Des années noires à l’édification d’une grande maison familiale
Malgré les contraintes qui pèsent sur l’édition française 10, la maison Gallimard maintient de bons résultats en librairie sous l’Occupation, en multipliant par trois son chiffre d’affaires et en faisant l’acquisition de l’hôtel Bochart-de-Saron qui jouxte son siège. Cette période est décrite avec précision par Alban Cerisier, qui ne la passe pas sous silence comme on glisserait la poussière sous un tapis. C’est peut-être dans ces pages que se jouent la petite et la grande histoire, l’aventure humaine et la résistance intellectuelle clandestine. C’est peut-être dans ces pages que l’on perçoit au mieux « l’âme » des Éditions Gallimard, ce singulier enchevêtrement de passions, de croyances, d’exigence et de foi en l’avenir de l’homme. Ce point de tension entre Drieu La Rochelle, Montherlant et Éluard, Queneau, Camus au temps du Comité national des écrivains 11 et l’instruction judiciaire du 5 mai 1945 visant Gaston Gallimard de faits intentionnels de collaboration. En octobre 1946, la Cour de Justice de la Seine classe le dossier, suivie, deux ans plus tard, par la Commission nationale interprofessionnelle d’épuration.
Le souffle d’un siècle
La mort d’André Gide en 1951 marque une rupture, resserrant cette « étroite survivance » de ce qui fut le groupement des débuts.

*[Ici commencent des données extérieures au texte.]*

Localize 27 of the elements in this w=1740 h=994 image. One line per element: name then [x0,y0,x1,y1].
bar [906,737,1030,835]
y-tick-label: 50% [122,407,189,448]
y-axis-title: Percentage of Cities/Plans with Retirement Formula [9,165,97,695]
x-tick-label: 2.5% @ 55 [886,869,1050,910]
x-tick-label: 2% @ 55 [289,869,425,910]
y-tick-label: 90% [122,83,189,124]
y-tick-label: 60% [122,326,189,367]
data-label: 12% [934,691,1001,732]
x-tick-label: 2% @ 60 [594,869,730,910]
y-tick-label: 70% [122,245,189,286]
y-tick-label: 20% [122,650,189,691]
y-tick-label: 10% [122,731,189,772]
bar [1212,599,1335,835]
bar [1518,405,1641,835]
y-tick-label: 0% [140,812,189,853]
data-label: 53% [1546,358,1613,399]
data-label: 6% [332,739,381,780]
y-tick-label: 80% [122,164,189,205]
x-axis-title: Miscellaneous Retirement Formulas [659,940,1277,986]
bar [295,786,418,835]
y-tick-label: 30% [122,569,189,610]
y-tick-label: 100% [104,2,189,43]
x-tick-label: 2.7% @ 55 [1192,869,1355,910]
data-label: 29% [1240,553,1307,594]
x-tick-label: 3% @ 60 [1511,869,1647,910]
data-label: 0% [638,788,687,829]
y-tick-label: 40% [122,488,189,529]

Âgé, Gaston Gallimard commence à passer le relais alors même qu’un nouvel âge éditorial voit le jour. La grande famille est confrontée au développement capitalistique de la société, des désaccords naissent et à la fin des années cinquante la maison d’édition est au bord de l’implosion. Malgré ces tensions, Gallimard se diversifie (rachat de La Table ronde et du Mercure de France, création de la collection « L’univers des formes », etc.), signe en 1970 un pacte de non-agression 12 avec Hachette, accueille Pierre Nora pour la « Bibliothèque des sciences humaines », « Témoins » et « Bibliothèques des histoires », et participe de plein droit de la république des idées. À la mort de Gaston Gallimard en 1975, Claude n’aura de cesse de développer l’entreprise éditoriale afin qu’elle achève sa mue. Son fils cadet, Antoine, qui prend sa succession en 1988, poursuit ce nécessaire « projet d’indépendance et de créativité » qui animait Gaston en 1911. De la loi relative au prix unique du livre 13 à l’essor de la littérature de jeunesse comme à celui des documentaires impulsé par Pierre Marchand 14, de son audace éditoriale au fonds patrimonial ainsi constitué, la maison Gallimard prouve son indéfectible attachement aux valeurs civilisatrices du livre et de la lecture.
Que ce centenaire soit l’occasion de lui témoigner toute notre affection et de remercier l’auteur de ce passionnant livre, du bonheur que nous avons eu de découvrir un « éditeur à l’œuvre », comme si nous étions le témoin privilégié de cette grande aventure familiale.